During this ancient period passages were gradually cut to connect the neighboring catacombs, thus joining the whole of them together into an endless labyrinth, through which nobody but an experienced person, such as one of the monks or church officials put in charge of these places, was likely to find his way. Indeed, there are gruesome stories of curious Americans in modern times who have tried to explore these catacombs alone and have lost themselves and starved to death. A trained “tracker,” however, with proper lights and some method of marking his track, would have no great difficulty in finding his way out again after a trip to the deeper recesses. The German spies were, of course, trained to such work. That is why it is believed that some, at least, of them have escaped to the very distant recessed of the catacombs. It is uncertain now whether they are starving to death or not, but it is thought more likely they are supplied with provisions and with true Teutonic tenacity are holding out until the vigilance of their pursuers relaxes and they are able to do some more spying.
The catacombs reached their highest development in the middle of the third century, when Roman persecution of the Christians was carried to extreme violence. Persecuting officials and mobs, refusing to recognize the sanctity of the Christian places of burial, entered the catacombs and began to deface their chapels, tombs and sacred decorations. Christians then destroyed the entrances with their oratories, their open stairways and their halls for the Christian love feasts, filled up the galleries and made other and secret entrances from neighboring sand pits. Thus they completed the inconceivably intricate and confusing character of the passages, which has so strangely furnished a basis of operation for military spies in our day.
During the terrible persecution of the Christians under Emperor Diocletian, hundreds of martyrs were buried in secret here, and the enlargements necessary were carried on with the same secrecy. Even after persecution had ceased under the Emperor Constantine, burials were commonly made here because the place had been rendered sacred by the bones of the martyrs. At last these reasons ceased to appeal to the people, and the catacombs were no longer used for burials or religious services. For several centuries in the early middle ages they were the objects of pilgrimages by pious Christians from all over Europe.
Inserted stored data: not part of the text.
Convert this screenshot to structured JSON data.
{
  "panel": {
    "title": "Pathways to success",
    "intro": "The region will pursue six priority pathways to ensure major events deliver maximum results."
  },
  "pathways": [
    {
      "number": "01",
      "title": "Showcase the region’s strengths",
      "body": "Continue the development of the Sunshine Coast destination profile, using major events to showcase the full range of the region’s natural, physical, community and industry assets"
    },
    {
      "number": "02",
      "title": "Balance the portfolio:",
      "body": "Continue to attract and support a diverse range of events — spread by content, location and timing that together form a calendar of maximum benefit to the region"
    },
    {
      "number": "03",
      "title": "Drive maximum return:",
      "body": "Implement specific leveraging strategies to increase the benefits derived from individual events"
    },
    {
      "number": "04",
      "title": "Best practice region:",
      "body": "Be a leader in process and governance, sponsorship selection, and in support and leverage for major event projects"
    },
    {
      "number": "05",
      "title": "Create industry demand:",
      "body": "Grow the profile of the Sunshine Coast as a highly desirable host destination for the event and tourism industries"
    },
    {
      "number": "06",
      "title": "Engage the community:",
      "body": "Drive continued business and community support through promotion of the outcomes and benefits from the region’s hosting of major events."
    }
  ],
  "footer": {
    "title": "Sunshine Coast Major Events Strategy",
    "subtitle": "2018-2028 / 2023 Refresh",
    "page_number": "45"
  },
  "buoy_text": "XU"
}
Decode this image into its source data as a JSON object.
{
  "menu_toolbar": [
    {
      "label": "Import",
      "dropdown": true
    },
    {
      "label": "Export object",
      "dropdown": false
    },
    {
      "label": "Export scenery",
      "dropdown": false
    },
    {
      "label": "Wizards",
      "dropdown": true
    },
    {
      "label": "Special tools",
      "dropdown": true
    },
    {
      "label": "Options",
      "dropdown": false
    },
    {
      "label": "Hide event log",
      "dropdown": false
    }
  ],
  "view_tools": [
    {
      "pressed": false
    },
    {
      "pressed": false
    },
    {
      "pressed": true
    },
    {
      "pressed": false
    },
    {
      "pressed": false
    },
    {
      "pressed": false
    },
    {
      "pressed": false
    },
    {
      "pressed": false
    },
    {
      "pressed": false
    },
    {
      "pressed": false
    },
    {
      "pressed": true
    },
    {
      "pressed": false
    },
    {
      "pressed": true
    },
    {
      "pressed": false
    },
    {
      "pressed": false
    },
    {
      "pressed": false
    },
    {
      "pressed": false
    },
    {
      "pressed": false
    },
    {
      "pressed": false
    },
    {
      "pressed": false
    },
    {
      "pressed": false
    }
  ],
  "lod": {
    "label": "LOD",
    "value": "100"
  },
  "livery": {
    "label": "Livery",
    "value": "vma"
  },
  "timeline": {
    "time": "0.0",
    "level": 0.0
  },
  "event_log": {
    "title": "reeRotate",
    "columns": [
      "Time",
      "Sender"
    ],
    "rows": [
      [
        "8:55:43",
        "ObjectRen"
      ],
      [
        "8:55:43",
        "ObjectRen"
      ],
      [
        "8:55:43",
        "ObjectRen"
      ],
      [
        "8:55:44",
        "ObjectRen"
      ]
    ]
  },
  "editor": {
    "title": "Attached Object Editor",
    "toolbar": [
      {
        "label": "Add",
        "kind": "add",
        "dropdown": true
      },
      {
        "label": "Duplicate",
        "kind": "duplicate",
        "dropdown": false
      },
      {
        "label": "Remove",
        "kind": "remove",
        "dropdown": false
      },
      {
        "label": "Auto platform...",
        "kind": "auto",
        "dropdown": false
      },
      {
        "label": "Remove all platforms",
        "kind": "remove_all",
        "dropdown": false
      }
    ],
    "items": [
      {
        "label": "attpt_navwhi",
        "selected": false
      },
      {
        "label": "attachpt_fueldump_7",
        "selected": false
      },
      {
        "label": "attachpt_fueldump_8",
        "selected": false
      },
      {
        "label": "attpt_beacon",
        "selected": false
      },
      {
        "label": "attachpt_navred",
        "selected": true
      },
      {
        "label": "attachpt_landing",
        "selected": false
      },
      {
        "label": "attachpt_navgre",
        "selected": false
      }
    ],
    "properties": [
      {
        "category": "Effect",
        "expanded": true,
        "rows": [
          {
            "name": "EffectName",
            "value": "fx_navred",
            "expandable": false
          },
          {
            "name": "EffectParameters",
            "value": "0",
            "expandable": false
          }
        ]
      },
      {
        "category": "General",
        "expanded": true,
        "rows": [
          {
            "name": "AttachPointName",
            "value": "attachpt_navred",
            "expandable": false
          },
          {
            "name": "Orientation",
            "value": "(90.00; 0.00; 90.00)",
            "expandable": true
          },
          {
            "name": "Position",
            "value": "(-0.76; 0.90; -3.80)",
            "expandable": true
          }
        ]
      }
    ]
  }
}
Then came the disastrous invasions of Italy by Goths and other Teutonic barbarians, and by Vandals, Lombards and Saracens. Once more the catacombs served a vital purpose to Rome. The treasures of the city were in many cases carried here to save them from the barbarians. The entrances were once more closed up and in many parts of the galleries were filled, in order that the barbarians might not lay hands on their sacred relics and treasures and deface their sacred decorations.
From the invasion of the Saracens in the tench century down to the fifteenth century the catacombs were more or less forgotten by civilization, but there is no doubt that they served as a refuge for many brigands, rebels and other turbulent characters, who preyed upon travelers or fought against the authorities during the stormy medieval history of Rome.
During the great Italian Renaissance they were reopened, and since then they have been more and more explored with wonderfully interesting results, but even today their full extent is not known, and the art treasures which they contained have not all been studied. Perhaps at this moment some German spy, with his little electric pocket lamp, his mind divided between espionage and archaeology, is gazing with interest upon the earliest pictures of the holy Apostles which have not yet been seen by the eyes of the modern ecclesiastic or archaeologist.